Importantly, for most NTM species, in vitro susceptibility does not consistently correlate with clinical outcomes, with the notable exception of macrolide susceptibility in Mycobacterium avium complex (MAC) infections. Although the clinical use of certain agents, such as linezolid, may be constrained by toxicity, they remain valuable components of treatment regimens when first-line options are unsuitable or ineffective [7] [13]. The variable susceptibility observed for fluoroquinolones and tetracyclines further underscores the intrinsic heterogeneity of NTM and the limitations of extrapolating in vitro findings to clinical decision-making. Collectively, these results reinforce current recommendations emphasizing the importance of accurate species-level identification and individualized, susceptibility-guided therapy rather than reliance on empirical treatment strategies.
This study has several notable strengths, including its large sample size, extended duration, and standardized laboratory workflow incorporating both liquid and solid culture systems, as well as MALDI-TOF-based species identification. These features provide a comprehensive overview of NTM isolation patterns in a high-volume reference laboratory.
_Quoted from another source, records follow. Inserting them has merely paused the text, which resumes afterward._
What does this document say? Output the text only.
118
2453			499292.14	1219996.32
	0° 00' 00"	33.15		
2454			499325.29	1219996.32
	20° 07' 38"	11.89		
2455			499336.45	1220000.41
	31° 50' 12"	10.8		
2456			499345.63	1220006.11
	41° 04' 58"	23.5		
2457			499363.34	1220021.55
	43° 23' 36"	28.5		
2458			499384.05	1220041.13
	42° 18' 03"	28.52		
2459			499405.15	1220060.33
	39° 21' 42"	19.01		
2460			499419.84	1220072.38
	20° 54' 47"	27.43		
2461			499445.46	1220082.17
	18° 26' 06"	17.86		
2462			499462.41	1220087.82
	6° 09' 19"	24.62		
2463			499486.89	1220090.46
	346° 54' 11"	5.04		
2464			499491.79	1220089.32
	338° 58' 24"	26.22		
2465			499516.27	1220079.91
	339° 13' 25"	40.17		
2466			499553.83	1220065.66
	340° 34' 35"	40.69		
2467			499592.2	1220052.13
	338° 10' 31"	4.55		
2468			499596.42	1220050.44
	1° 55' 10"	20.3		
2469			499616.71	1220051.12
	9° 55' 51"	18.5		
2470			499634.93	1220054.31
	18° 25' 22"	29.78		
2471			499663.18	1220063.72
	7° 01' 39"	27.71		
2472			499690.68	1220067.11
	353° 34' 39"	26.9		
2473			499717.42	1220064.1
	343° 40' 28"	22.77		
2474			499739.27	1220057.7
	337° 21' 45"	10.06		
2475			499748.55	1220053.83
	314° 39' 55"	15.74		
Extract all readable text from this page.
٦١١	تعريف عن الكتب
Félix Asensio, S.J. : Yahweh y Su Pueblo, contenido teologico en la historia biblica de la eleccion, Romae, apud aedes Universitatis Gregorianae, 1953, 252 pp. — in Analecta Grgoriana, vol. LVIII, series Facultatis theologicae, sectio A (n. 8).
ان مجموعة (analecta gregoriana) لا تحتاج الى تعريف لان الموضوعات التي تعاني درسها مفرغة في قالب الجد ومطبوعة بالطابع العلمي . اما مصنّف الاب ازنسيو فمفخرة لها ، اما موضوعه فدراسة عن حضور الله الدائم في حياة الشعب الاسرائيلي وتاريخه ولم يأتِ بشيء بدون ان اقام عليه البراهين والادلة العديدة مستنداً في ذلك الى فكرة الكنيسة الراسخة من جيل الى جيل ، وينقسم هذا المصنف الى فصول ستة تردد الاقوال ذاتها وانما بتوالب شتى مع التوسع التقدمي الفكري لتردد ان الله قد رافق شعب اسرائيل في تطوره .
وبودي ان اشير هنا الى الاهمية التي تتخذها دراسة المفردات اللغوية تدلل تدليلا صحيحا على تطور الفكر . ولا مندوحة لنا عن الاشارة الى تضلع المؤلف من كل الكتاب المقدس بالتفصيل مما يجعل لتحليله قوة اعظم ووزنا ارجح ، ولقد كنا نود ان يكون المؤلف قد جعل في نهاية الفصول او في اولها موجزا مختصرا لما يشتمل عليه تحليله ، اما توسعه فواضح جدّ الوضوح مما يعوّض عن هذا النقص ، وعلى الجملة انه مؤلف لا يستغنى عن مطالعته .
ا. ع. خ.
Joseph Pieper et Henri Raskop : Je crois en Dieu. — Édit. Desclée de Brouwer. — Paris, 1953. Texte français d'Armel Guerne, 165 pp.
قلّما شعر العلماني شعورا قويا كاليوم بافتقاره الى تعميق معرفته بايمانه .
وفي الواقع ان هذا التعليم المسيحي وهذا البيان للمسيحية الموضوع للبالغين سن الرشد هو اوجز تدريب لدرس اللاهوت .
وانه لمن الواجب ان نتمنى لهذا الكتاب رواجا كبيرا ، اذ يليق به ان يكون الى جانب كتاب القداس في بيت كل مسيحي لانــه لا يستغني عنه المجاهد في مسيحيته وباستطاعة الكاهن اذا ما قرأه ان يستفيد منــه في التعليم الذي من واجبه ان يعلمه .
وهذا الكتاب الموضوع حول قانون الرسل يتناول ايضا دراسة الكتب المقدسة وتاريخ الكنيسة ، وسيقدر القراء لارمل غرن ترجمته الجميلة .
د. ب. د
Nevertheless, important limitations must be acknowledged. Foremost, the retrospective design and lack of clinical and radiological correlation precluded application of established diagnostic criteria for NTM disease. As a result, differentiation between true infection, colonization, and environmental contamination was not feasible. Second, species identification relied solely on MALDI-TOF mass spectrometry without molecular confirmation, which may have affected accuracy, particularly within closely related complexes such as MAC. Third, antimicrobial susceptibility testing was performed on a limited subset of isolates, potentially introducing selection bias. Finally, the study population comprised TB-suspected patients, which may limit the generalizability of findings to the broader community.
5. Conclusion
This study highlights the persistent and diverse presence of slow-growing NTM in a TB-endemic setting, with MAC predominance and substantial representation across both pulmonary and extrapulmonary specimens. The findings underscore the diagnostic challenges posed by NTM in routine practice and the critical importance of accurate species identification. However, the absence of clinical correlation necessitates cautious interpretation, and future prospective studies integrating microbiological, clinical, and radiological data are essential to delineate the true burden and clinical significance of NTM disease in this region.
Author Contribution
Formal analysis: P.S., S.M.; Investigation: P.S.; Writing—original draft preparation: P.S.; Writing—review and editing: P.S., S.M.; Visualization: P.S., S.M., V.L. All authors have read and agreed to the published version of the manuscript.
Acknowledgements
We express our sincere gratitude to Dr. Reena Nakra, Principal Laboratory Director (Operations), National Reference Laboratory, Dr Lal Path Labs, Delhi, for her invaluable operational support. We also thank the Microbiology Team, with special acknowledgment to Ramesh Chandra Masiwal, for their technical assistance and support in data retrieval for this study.
Ethical Approval
The study was based on anonymized laboratory data without patient identifiers; therefore, ethics committee approval was waived.